К тому моменту, когда она добралась до нас, мы уже знали достаточно, поэтому я сказал:
— У нас нет карточек, и мы хотели бы прямо сейчас забронировать места в мотеле.
Бернис оставила свой бурый дождевик и шапочку на сиденье. Под дождевиком оказался розовый тренировочный костюм. За ухом, пробиваясь сквозь блестящие черные завитки, торчала незажженная сигарета.

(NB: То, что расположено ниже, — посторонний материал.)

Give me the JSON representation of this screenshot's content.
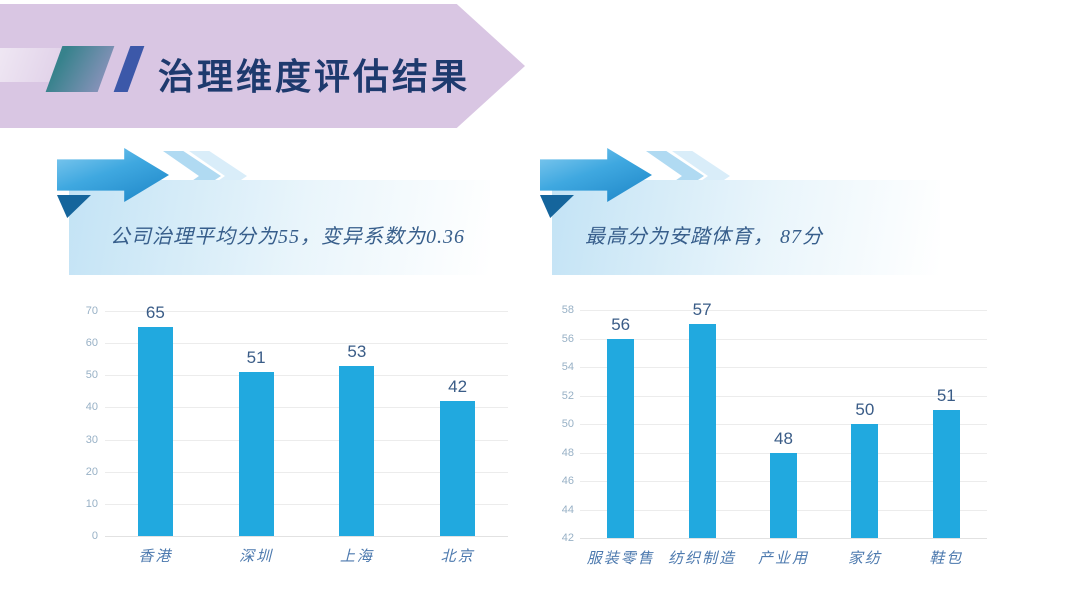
{
  "title": {
    "text": "治理维度评估结果"
  },
  "callouts": [
    {
      "text": "公司治理平均分为55，变异系数为0.36"
    },
    {
      "text": "最高分为安踏体育， 87分"
    }
  ],
  "icons": {
    "title_banner": "arrow-banner-shape",
    "callout_arrow": "right-arrow",
    "callout_chevrons": "double-chevron-right"
  },
  "colors": {
    "banner_purple": "#d9c6e3",
    "title_navy": "#1e3a6e",
    "arrow_blue": "#2d9ad6",
    "fold_blue": "#15659c",
    "box_blue": "#c3e3f5",
    "bar_cyan": "#21a9df",
    "value_label": "#3a5c87",
    "tick_label": "#98b1c6",
    "category_label": "#4c79ae",
    "gridline": "#ececec"
  },
  "chart_data": [
    {
      "type": "bar",
      "categories": [
        "香港",
        "深圳",
        "上海",
        "北京"
      ],
      "values": [
        65,
        51,
        53,
        42
      ],
      "title": "",
      "xlabel": "",
      "ylabel": "",
      "ylim": [
        0,
        70
      ],
      "ytick_step": 10,
      "grid": true,
      "legend": "none",
      "bar_color": "#21a9df"
    },
    {
      "type": "bar",
      "categories": [
        "服装零售",
        "纺织制造",
        "产业用",
        "家纺",
        "鞋包"
      ],
      "values": [
        56,
        57,
        48,
        50,
        51
      ],
      "title": "",
      "xlabel": "",
      "ylabel": "",
      "ylim": [
        42,
        58
      ],
      "ytick_step": 2,
      "grid": true,
      "legend": "none",
      "bar_color": "#21a9df"
    }
  ]
}
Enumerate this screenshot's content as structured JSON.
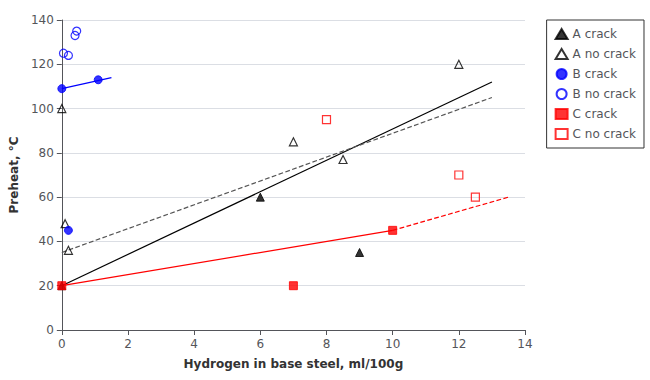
{
  "chart_data": {
    "type": "scatter",
    "xlabel": "Hydrogen in base steel, ml/100g",
    "ylabel": "Preheat, °C",
    "xlim": [
      0,
      14
    ],
    "ylim": [
      0,
      140
    ],
    "xticks": [
      0,
      2,
      4,
      6,
      8,
      10,
      12,
      14
    ],
    "yticks": [
      0,
      20,
      40,
      60,
      80,
      100,
      120,
      140
    ],
    "grid": "y",
    "legend": "right",
    "series": [
      {
        "type": "line",
        "color": "#000000",
        "line_style": "solid",
        "x": [
          0.0,
          13.0
        ],
        "y": [
          20.0,
          112.0
        ]
      },
      {
        "type": "line",
        "color": "#555555",
        "line_style": "dashed",
        "x": [
          0.0,
          13.0
        ],
        "y": [
          35.0,
          105.0
        ]
      },
      {
        "type": "line",
        "color": "#0000ff",
        "line_style": "solid",
        "x": [
          0.0,
          1.5
        ],
        "y": [
          109.0,
          114.0
        ]
      },
      {
        "type": "line",
        "color": "#ff0000",
        "line_style": "solid",
        "x": [
          0.0,
          10.0
        ],
        "y": [
          20.0,
          45.0
        ]
      },
      {
        "type": "line",
        "color": "#ff0000",
        "line_style": "dashed",
        "x": [
          10.0,
          13.5
        ],
        "y": [
          45.0,
          60.0
        ]
      },
      {
        "type": "scatter",
        "name": "A crack",
        "color": "#000000",
        "marker": "triangle",
        "x": [
          0.0,
          6.0,
          9.0
        ],
        "y": [
          20,
          60,
          35
        ]
      },
      {
        "type": "scatter",
        "name": "A no crack",
        "color": "#000000",
        "marker": "triangle-open",
        "x": [
          0.0,
          0.1,
          0.2,
          7.0,
          8.5,
          12.0
        ],
        "y": [
          100,
          48,
          36,
          85,
          77,
          120
        ]
      },
      {
        "type": "scatter",
        "name": "B crack",
        "color": "#0000ff",
        "marker": "circle",
        "x": [
          0.0,
          0.2,
          1.1
        ],
        "y": [
          109,
          45,
          113
        ]
      },
      {
        "type": "scatter",
        "name": "B no crack",
        "color": "#0000ff",
        "marker": "circle-open",
        "x": [
          0.05,
          0.2,
          0.4,
          0.45
        ],
        "y": [
          125,
          124,
          133,
          135
        ]
      },
      {
        "type": "scatter",
        "name": "C crack",
        "color": "#ff0000",
        "marker": "square",
        "x": [
          0.0,
          7.0,
          10.0
        ],
        "y": [
          20,
          20,
          45
        ]
      },
      {
        "type": "scatter",
        "name": "C no crack",
        "color": "#ff0000",
        "marker": "square-open",
        "x": [
          8.0,
          12.0,
          12.5
        ],
        "y": [
          95,
          70,
          60
        ]
      }
    ]
  }
}
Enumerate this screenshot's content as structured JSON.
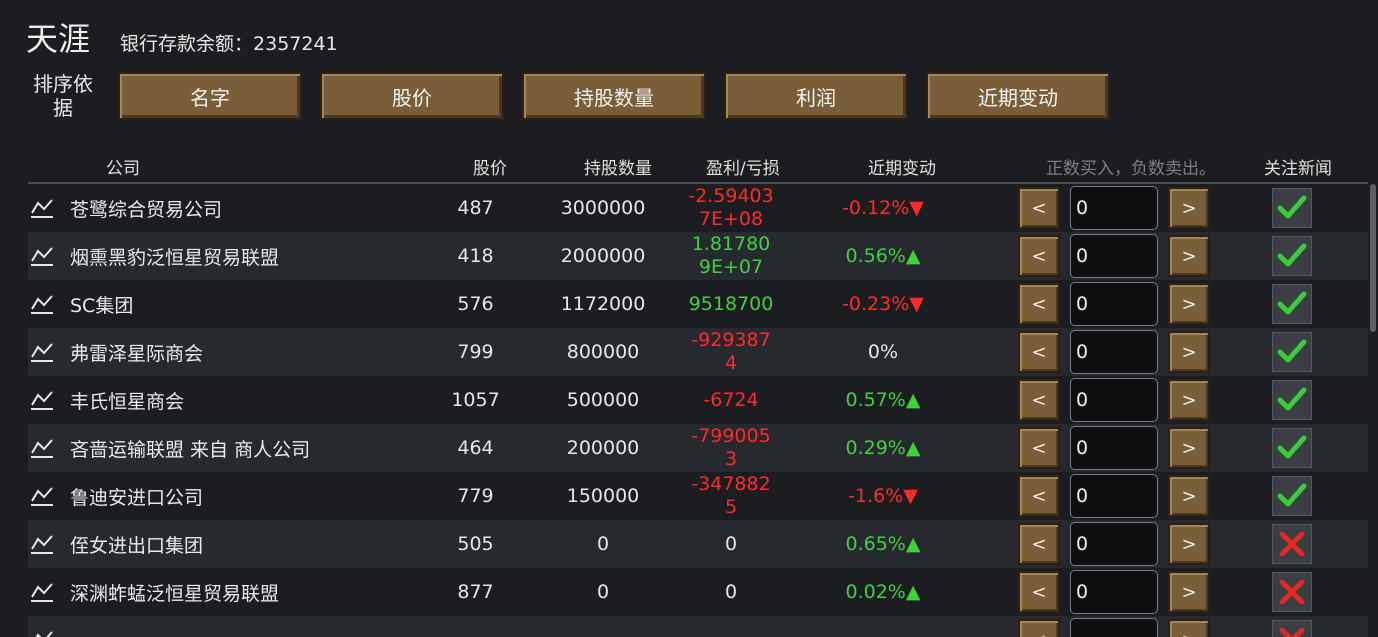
{
  "header": {
    "title": "天涯",
    "balance_label": "银行存款余额：",
    "balance_value": "2357241"
  },
  "sort": {
    "label": "排序依据",
    "buttons": [
      "名字",
      "股价",
      "持股数量",
      "利润",
      "近期变动"
    ]
  },
  "columns": {
    "company": "公司",
    "price": "股价",
    "shares": "持股数量",
    "profit": "盈利/亏损",
    "change": "近期变动",
    "trade_hint": "正数买入，负数卖出。",
    "follow": "关注新闻"
  },
  "colors": {
    "loss": "#ff2a2a",
    "gain": "#3fd23f",
    "button": "#7a5e39",
    "check": "#38d038",
    "cross": "#e02a2a"
  },
  "row_controls": {
    "decrease": "<",
    "increase": ">"
  },
  "rows": [
    {
      "name": "苍鹭综合贸易公司",
      "price": "487",
      "shares": "3000000",
      "profit": "-2.594037E+08",
      "profit_sign": "red",
      "change": "-0.12%▼",
      "change_sign": "red",
      "qty": "0",
      "follow": true
    },
    {
      "name": "烟熏黑豹泛恒星贸易联盟",
      "price": "418",
      "shares": "2000000",
      "profit": "1.817809E+07",
      "profit_sign": "green",
      "change": "0.56%▲",
      "change_sign": "green",
      "qty": "0",
      "follow": true
    },
    {
      "name": "SC集团",
      "price": "576",
      "shares": "1172000",
      "profit": "9518700",
      "profit_sign": "green",
      "change": "-0.23%▼",
      "change_sign": "red",
      "qty": "0",
      "follow": true
    },
    {
      "name": "弗雷泽星际商会",
      "price": "799",
      "shares": "800000",
      "profit": "-9293874",
      "profit_sign": "red",
      "change": "0%",
      "change_sign": "white",
      "qty": "0",
      "follow": true
    },
    {
      "name": "丰氏恒星商会",
      "price": "1057",
      "shares": "500000",
      "profit": "-6724",
      "profit_sign": "red",
      "change": "0.57%▲",
      "change_sign": "green",
      "qty": "0",
      "follow": true
    },
    {
      "name": "吝啬运输联盟 来自 商人公司",
      "price": "464",
      "shares": "200000",
      "profit": "-7990053",
      "profit_sign": "red",
      "change": "0.29%▲",
      "change_sign": "green",
      "qty": "0",
      "follow": true
    },
    {
      "name": "鲁迪安进口公司",
      "price": "779",
      "shares": "150000",
      "profit": "-3478825",
      "profit_sign": "red",
      "change": "-1.6%▼",
      "change_sign": "red",
      "qty": "0",
      "follow": true
    },
    {
      "name": "侄女进出口集团",
      "price": "505",
      "shares": "0",
      "profit": "0",
      "profit_sign": "white",
      "change": "0.65%▲",
      "change_sign": "green",
      "qty": "0",
      "follow": false
    },
    {
      "name": "深渊蚱蜢泛恒星贸易联盟",
      "price": "877",
      "shares": "0",
      "profit": "0",
      "profit_sign": "white",
      "change": "0.02%▲",
      "change_sign": "green",
      "qty": "0",
      "follow": false
    },
    {
      "name": "",
      "price": "",
      "shares": "",
      "profit": "",
      "profit_sign": "white",
      "change": "",
      "change_sign": "green",
      "qty": "",
      "follow": false
    }
  ]
}
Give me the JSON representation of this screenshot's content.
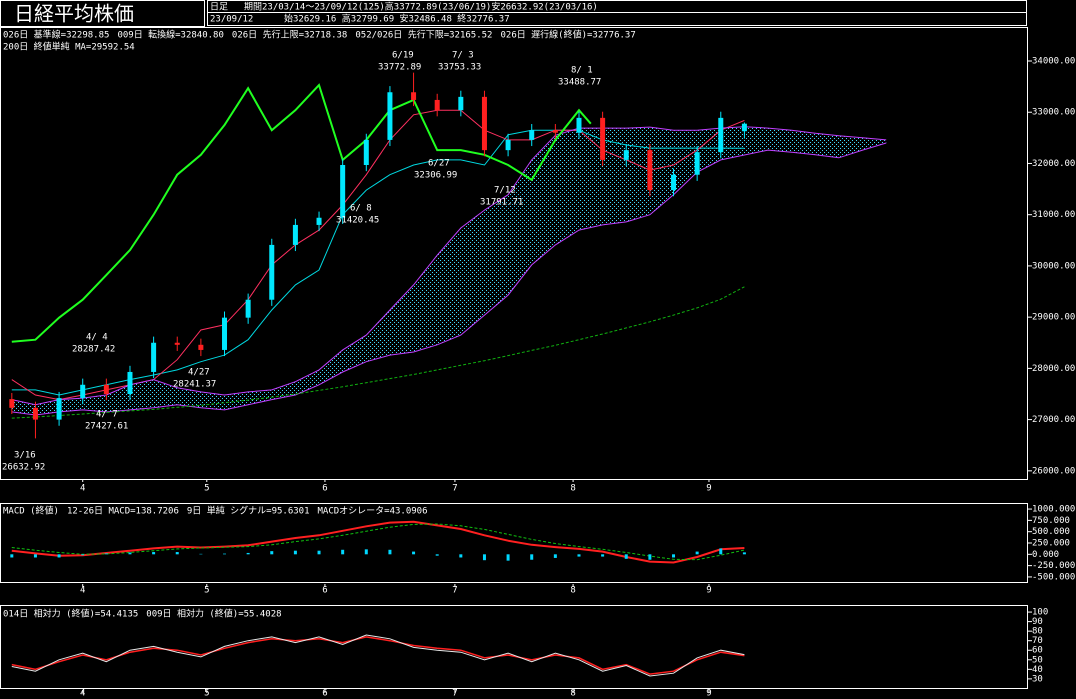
{
  "header": {
    "title": "日経平均株価",
    "timeframe": "日足",
    "period": "期間23/03/14〜23/09/12(125)高33772.89(23/06/19)安26632.92(23/03/16)",
    "date": "23/09/12",
    "ohlc": "始32629.16 高32799.69 安32486.48 終32776.37"
  },
  "chart_data": [
    {
      "type": "candlestick",
      "x": [
        0,
        4,
        8,
        12,
        16,
        20,
        24,
        28,
        32,
        36,
        40,
        44,
        48,
        52,
        56,
        60,
        64,
        68,
        72,
        76,
        80,
        84,
        88,
        92,
        96,
        100,
        104,
        108,
        112,
        116,
        120,
        124
      ],
      "open": [
        27400,
        27230,
        27000,
        27420,
        27680,
        27500,
        27930,
        28500,
        28460,
        28360,
        28990,
        29340,
        30410,
        30800,
        30940,
        31970,
        32460,
        33390,
        33240,
        33040,
        33300,
        32260,
        32460,
        32650,
        32600,
        32890,
        32070,
        32260,
        31480,
        31780,
        32220,
        32629.16
      ],
      "high": [
        27520,
        27350,
        27540,
        27800,
        27800,
        28050,
        28620,
        28620,
        28580,
        29110,
        29460,
        30530,
        30920,
        31060,
        32090,
        32580,
        33510,
        33772.89,
        33360,
        33420,
        33420,
        32580,
        32770,
        32770,
        33010,
        33010,
        32380,
        32380,
        31900,
        32340,
        33010,
        32799.69
      ],
      "low": [
        27110,
        26632.92,
        26880,
        27300,
        27380,
        27380,
        27810,
        28340,
        28240,
        28240,
        28870,
        29220,
        30290,
        30680,
        30820,
        31850,
        32340,
        33120,
        32920,
        32920,
        32140,
        32140,
        32340,
        32480,
        32480,
        31950,
        31950,
        31360,
        31360,
        31660,
        32100,
        32486.48
      ],
      "close": [
        27230,
        27000,
        27420,
        27680,
        27500,
        27930,
        28500,
        28460,
        28360,
        28990,
        29340,
        30410,
        30800,
        30940,
        31970,
        32460,
        33390,
        33240,
        33040,
        33300,
        32260,
        32460,
        32650,
        32600,
        32890,
        32070,
        32260,
        31480,
        31780,
        32220,
        32890,
        32776.37
      ],
      "up_color": "#00e8ff",
      "down_color": "#ff2020",
      "cloud_color": "#40d8ff",
      "series": [
        {
          "name": "026日 基準線=32298.85",
          "color": "#00d8e0",
          "values": [
            27580,
            27580,
            27480,
            27580,
            27680,
            27780,
            27870,
            27970,
            28130,
            28260,
            28560,
            29140,
            29630,
            29920,
            31000,
            31480,
            31780,
            31970,
            32070,
            32070,
            31970,
            32560,
            32650,
            32650,
            32650,
            32460,
            32360,
            32300,
            32300,
            32300,
            32300,
            32298.85
          ]
        },
        {
          "name": "009日 転換線=32840.80",
          "color": "#ff3060",
          "values": [
            27780,
            27480,
            27390,
            27480,
            27580,
            27680,
            27780,
            28170,
            28750,
            28850,
            29340,
            30020,
            30410,
            30700,
            31190,
            31780,
            32460,
            32950,
            33040,
            33040,
            32650,
            32460,
            32460,
            32650,
            32650,
            32260,
            32070,
            31870,
            31970,
            32260,
            32650,
            32840.8
          ]
        },
        {
          "name": "026日 先行上限=32718.38",
          "color": "#c040ff",
          "x": [
            0,
            4,
            8,
            12,
            16,
            20,
            24,
            28,
            32,
            36,
            40,
            44,
            48,
            52,
            56,
            60,
            64,
            68,
            72,
            76,
            80,
            84,
            88,
            92,
            96,
            100,
            104,
            108,
            112,
            116,
            120,
            124,
            128,
            132,
            136,
            140,
            144,
            148
          ],
          "values": [
            27390,
            27290,
            27390,
            27420,
            27480,
            27680,
            27780,
            27620,
            27540,
            27480,
            27540,
            27580,
            27740,
            27970,
            28360,
            28650,
            29140,
            29630,
            30210,
            30740,
            31090,
            31390,
            32070,
            32550,
            32690,
            32690,
            32690,
            32710,
            32650,
            32650,
            32690,
            32718.38,
            32690,
            32650,
            32590,
            32540,
            32500,
            32460
          ]
        },
        {
          "name": "052/026日 先行下限=32165.52",
          "color": "#c040ff",
          "x": [
            0,
            4,
            8,
            12,
            16,
            20,
            24,
            28,
            32,
            36,
            40,
            44,
            48,
            52,
            56,
            60,
            64,
            68,
            72,
            76,
            80,
            84,
            88,
            92,
            96,
            100,
            104,
            108,
            112,
            116,
            120,
            124,
            128,
            132,
            136,
            140,
            144,
            148
          ],
          "values": [
            27150,
            27090,
            27150,
            27190,
            27150,
            27190,
            27230,
            27290,
            27230,
            27190,
            27290,
            27390,
            27480,
            27680,
            27930,
            28130,
            28260,
            28320,
            28460,
            28650,
            29040,
            29430,
            30020,
            30410,
            30700,
            30800,
            30860,
            31000,
            31390,
            31830,
            32070,
            32165.52,
            32260,
            32220,
            32170,
            32110,
            32260,
            32400
          ]
        },
        {
          "name": "026日 遅行線(終値)=32776.37",
          "color": "#20ff20",
          "width": 2,
          "x": [
            0,
            4,
            8,
            12,
            16,
            20,
            24,
            28,
            32,
            36,
            40,
            44,
            48,
            52,
            56,
            60,
            64,
            68,
            72,
            76,
            80,
            84,
            88,
            92,
            96,
            98
          ],
          "values": [
            28520,
            28560,
            28990,
            29340,
            29820,
            30310,
            31000,
            31780,
            32170,
            32750,
            33470,
            32650,
            33040,
            33530,
            32070,
            32460,
            33040,
            33240,
            32260,
            32260,
            32170,
            31970,
            31680,
            32460,
            33040,
            32776.37
          ]
        },
        {
          "name": "200日 終値単純 MA=29592.54",
          "color": "#10b010",
          "style": "dash",
          "values": [
            27030,
            27050,
            27080,
            27110,
            27140,
            27170,
            27200,
            27240,
            27280,
            27330,
            27380,
            27440,
            27500,
            27570,
            27640,
            27720,
            27800,
            27880,
            27970,
            28060,
            28150,
            28250,
            28350,
            28450,
            28560,
            28670,
            28790,
            28910,
            29040,
            29180,
            29350,
            29592.54
          ]
        }
      ],
      "annotations": [
        {
          "date": "3/16",
          "value": 26632.92,
          "color": "#a0ffff"
        },
        {
          "date": "4/ 4",
          "value": 28287.42,
          "color": "#ff3030"
        },
        {
          "date": "4/27",
          "value": 28241.37,
          "color": "#40e0ff"
        },
        {
          "date": "4/ 7",
          "value": 27427.61,
          "color": "#40e0ff"
        },
        {
          "date": "6/ 8",
          "value": 31420.45,
          "color": "#40e0ff"
        },
        {
          "date": "6/19",
          "value": 33772.89,
          "color": "#ff3030"
        },
        {
          "date": "6/27",
          "value": 32306.99,
          "color": "#40e0ff"
        },
        {
          "date": "7/ 3",
          "value": 33753.33,
          "color": "#ff3030"
        },
        {
          "date": "7/12",
          "value": 31791.71,
          "color": "#40e0ff"
        },
        {
          "date": "8/ 1",
          "value": 33488.77,
          "color": "#ff3030"
        }
      ],
      "xlim": [
        -2,
        172
      ],
      "xticks": [
        {
          "value": 12,
          "label": "4"
        },
        {
          "value": 33,
          "label": "5"
        },
        {
          "value": 53,
          "label": "6"
        },
        {
          "value": 75,
          "label": "7"
        },
        {
          "value": 95,
          "label": "8"
        },
        {
          "value": 118,
          "label": "9"
        }
      ],
      "ylim": [
        25860,
        34410
      ],
      "yticks": [
        {
          "value": 26000,
          "label": "26000.00"
        },
        {
          "value": 27000,
          "label": "27000.00"
        },
        {
          "value": 28000,
          "label": "28000.00"
        },
        {
          "value": 29000,
          "label": "29000.00"
        },
        {
          "value": 30000,
          "label": "30000.00"
        },
        {
          "value": 31000,
          "label": "31000.00"
        },
        {
          "value": 32000,
          "label": "32000.00"
        },
        {
          "value": 33000,
          "label": "33000.00"
        },
        {
          "value": 34000,
          "label": "34000.00"
        }
      ]
    },
    {
      "type": "line",
      "title": "MACD (終値)",
      "x": [
        0,
        4,
        8,
        12,
        16,
        20,
        24,
        28,
        32,
        36,
        40,
        44,
        48,
        52,
        56,
        60,
        64,
        68,
        72,
        76,
        80,
        84,
        88,
        92,
        96,
        100,
        104,
        108,
        112,
        116,
        120,
        124
      ],
      "series": [
        {
          "name": "12-26日 MACD=138.7206",
          "color": "#ff2020",
          "width": 2,
          "values": [
            80,
            20,
            -30,
            -20,
            30,
            80,
            130,
            170,
            150,
            170,
            200,
            280,
            360,
            420,
            520,
            620,
            700,
            720,
            640,
            560,
            420,
            300,
            210,
            160,
            120,
            60,
            -60,
            -160,
            -180,
            -60,
            110,
            138.72
          ]
        },
        {
          "name": "9日 単純 シグナル=95.6301",
          "color": "#10c010",
          "style": "dash",
          "values": [
            150,
            90,
            40,
            0,
            10,
            40,
            80,
            120,
            140,
            155,
            170,
            210,
            280,
            340,
            420,
            510,
            600,
            660,
            670,
            630,
            550,
            440,
            330,
            240,
            170,
            110,
            40,
            -40,
            -110,
            -120,
            -20,
            95.63
          ]
        },
        {
          "name": "MACDオシレータ=43.0906",
          "color": "#00d8ff",
          "type": "bar",
          "values": [
            -70,
            -70,
            -70,
            -20,
            20,
            40,
            50,
            50,
            10,
            15,
            30,
            70,
            80,
            80,
            100,
            110,
            100,
            60,
            -30,
            -70,
            -130,
            -140,
            -120,
            -80,
            -50,
            -50,
            -100,
            -120,
            -70,
            60,
            130,
            43.09
          ]
        }
      ],
      "xlim": [
        -2,
        172
      ],
      "xticks": [
        {
          "value": 12,
          "label": "4"
        },
        {
          "value": 33,
          "label": "5"
        },
        {
          "value": 53,
          "label": "6"
        },
        {
          "value": 75,
          "label": "7"
        },
        {
          "value": 95,
          "label": "8"
        },
        {
          "value": 118,
          "label": "9"
        }
      ],
      "ylim": [
        -634,
        1134
      ],
      "yticks": [
        {
          "value": 1000,
          "label": "1000.000"
        },
        {
          "value": 750,
          "label": "750.000"
        },
        {
          "value": 500,
          "label": "500.000"
        },
        {
          "value": 250,
          "label": "250.000"
        },
        {
          "value": 0,
          "label": "0.000"
        },
        {
          "value": -250,
          "label": "-250.000"
        },
        {
          "value": -500,
          "label": "-500.000"
        }
      ]
    },
    {
      "type": "line",
      "x": [
        0,
        4,
        8,
        12,
        16,
        20,
        24,
        28,
        32,
        36,
        40,
        44,
        48,
        52,
        56,
        60,
        64,
        68,
        72,
        76,
        80,
        84,
        88,
        92,
        96,
        100,
        104,
        108,
        112,
        116,
        120,
        124
      ],
      "series": [
        {
          "name": "014日 相対力 (終値)=54.4135",
          "color": "#ff2020",
          "width": 1.5,
          "values": [
            45,
            40,
            48,
            55,
            50,
            58,
            62,
            60,
            55,
            62,
            68,
            72,
            70,
            72,
            68,
            74,
            70,
            65,
            62,
            60,
            52,
            55,
            50,
            55,
            52,
            40,
            45,
            35,
            38,
            50,
            58,
            54.41
          ]
        },
        {
          "name": "009日 相対力 (終値)=55.4028",
          "color": "#e8e8e8",
          "values": [
            43,
            38,
            50,
            57,
            48,
            60,
            64,
            58,
            53,
            64,
            70,
            74,
            68,
            74,
            66,
            76,
            72,
            63,
            60,
            58,
            50,
            57,
            48,
            57,
            50,
            38,
            44,
            33,
            36,
            52,
            60,
            55.4
          ]
        }
      ],
      "xlim": [
        -2,
        172
      ],
      "xticks": [
        {
          "value": 12,
          "label": "4"
        },
        {
          "value": 33,
          "label": "5"
        },
        {
          "value": 53,
          "label": "6"
        },
        {
          "value": 75,
          "label": "7"
        },
        {
          "value": 95,
          "label": "8"
        },
        {
          "value": 118,
          "label": "9"
        }
      ],
      "ylim": [
        19.4,
        107.4
      ],
      "yticks": [
        100,
        90,
        80,
        70,
        60,
        50,
        40,
        30
      ]
    }
  ]
}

— В стоимость номера входят и завтраки, — сказала она, вручая нам ваучеры. — Автобус отходит не раньше открытия мегамаркета, так что на буфет времени у вас будет предостаточно. Лопайте вволю.
Жесткий взгляд ее зеленых глаз словно устанавливал между нами границу.
— Ваши комнаты с семнадцатой по двадцать первую. Выбирайте, какая кому нравится. Эти талоны отдадите портье.
— Они требуют кредитные карточки? — спросил Зейн.
— Без разницы. Если за комнату не уплатят, никто завтра не сядет в автобус. — Она покосилась на седины Зейна. — У вас уже и внучата, поди, есть?
— А-а… нет.
— Дети, дети. Когда думаешь, что они уже довели тебя до инфаркта, они подбрасывают тебе что-нибудь новенькое. Не встречайся я с ними так часто, у меня не было бы моих маленьких проблем.
Она не спеша оглядела пятерых незнакомцев, устроившихся на задних сиденьях. Седой парень, у которого даже внучат нету. Негритянка, совсем не похожая на сестру кого-то из этих ребят. Пухлявый парень в очках с толстыми стеклами, примостившийся на самом краешке сиденья. Патлатый хипарь, которого ни одна бабушка не мечтала бы увидеть в гостях у своего драгоценного внука. Поэт, в глазах запечатлелись тени прошлого, улыбка — как лезвие бритвы.